The filmmakers behind “Nanking” – a documentary about the horrific situation the Chinese city found itself in after invading Japanese troops early in WWII – find their way in. To say they do it by focusing on heroism and faith of a small group of die-hards and believers – Western missionaries and, yes, a warm-hearted Nazi – feels like a cliché straight outta the Steven Spielberg handbook. Which makes the film by Bill Guttentag and Dan Sturman all the more powerful for not feeling like a cliché at all.
Written with Elisabeth Bentley, and amply produced by self-made AOL magnate Ted Leonsis, “Nanking” is a spare piece of re-creation that doesn’t extrapolate from the facts it’s assembled from a variety of primary sources. Inspired by the work of Iris Chang (author of “The Rape of Nanking,” who committed suicide in 2004), the script is built from letters and memoirs, and read by a Hollywood cast (Mariel Hemingway, Jügen Prochnow, and Woody Harrelson) who’s dressed itself down to sober, somber characterization. Its visuals range from a vast collection of some of the most eye-popping war imagery ever seen to talking-head interviews with frighteningly remorseless Japanese soldiers and Chinese survivors of the siege. A soldier describes “dead body mountains.” A survivor remembers watching his baby brother breastfeed from a mother bleeding out of her chest.

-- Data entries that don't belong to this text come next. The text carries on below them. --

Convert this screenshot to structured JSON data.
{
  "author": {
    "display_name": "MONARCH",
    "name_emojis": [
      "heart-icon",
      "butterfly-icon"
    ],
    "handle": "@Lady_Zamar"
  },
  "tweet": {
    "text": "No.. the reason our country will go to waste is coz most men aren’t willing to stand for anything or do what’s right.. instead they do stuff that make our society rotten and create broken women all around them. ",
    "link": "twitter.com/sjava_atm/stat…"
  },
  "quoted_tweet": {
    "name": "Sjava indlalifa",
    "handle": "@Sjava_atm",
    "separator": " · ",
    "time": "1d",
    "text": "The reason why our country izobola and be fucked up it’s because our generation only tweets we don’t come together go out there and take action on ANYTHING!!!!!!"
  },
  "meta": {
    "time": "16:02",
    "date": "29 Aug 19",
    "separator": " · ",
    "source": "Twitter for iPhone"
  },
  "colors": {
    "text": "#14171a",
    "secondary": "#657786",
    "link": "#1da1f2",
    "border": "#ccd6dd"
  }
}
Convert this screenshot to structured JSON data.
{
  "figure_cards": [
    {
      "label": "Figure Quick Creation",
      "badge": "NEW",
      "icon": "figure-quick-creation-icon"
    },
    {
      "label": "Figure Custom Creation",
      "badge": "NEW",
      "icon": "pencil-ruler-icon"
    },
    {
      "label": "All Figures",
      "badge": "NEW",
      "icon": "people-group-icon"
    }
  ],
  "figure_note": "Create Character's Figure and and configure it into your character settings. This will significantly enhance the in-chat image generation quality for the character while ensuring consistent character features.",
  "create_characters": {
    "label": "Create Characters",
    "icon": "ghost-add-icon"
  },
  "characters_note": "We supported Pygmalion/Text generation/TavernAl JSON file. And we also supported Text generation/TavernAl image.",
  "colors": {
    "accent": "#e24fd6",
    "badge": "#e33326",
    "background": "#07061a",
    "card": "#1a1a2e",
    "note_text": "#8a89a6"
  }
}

Unlike traditional historical docs, this one’s edited at a pace that doesn’t allow curiosity and voyeurism to overtake the initial shock of seeing rows of severed heads, bloated bodies, and starving children staring intently at the camera. The script highlights how the Westerners creating the “safe” zone for nearly a quarter million Nanking refugees wished and tried to make calls out to the world – including the people of Japan, who they believe would put a stop to the situation if they knew the facts – and skillfully backs away from nationalist debates. This is a kind of bravery war docs rarely get the chance to celebrate, and in an era of learned helplessness, it couldn’t come at a better time.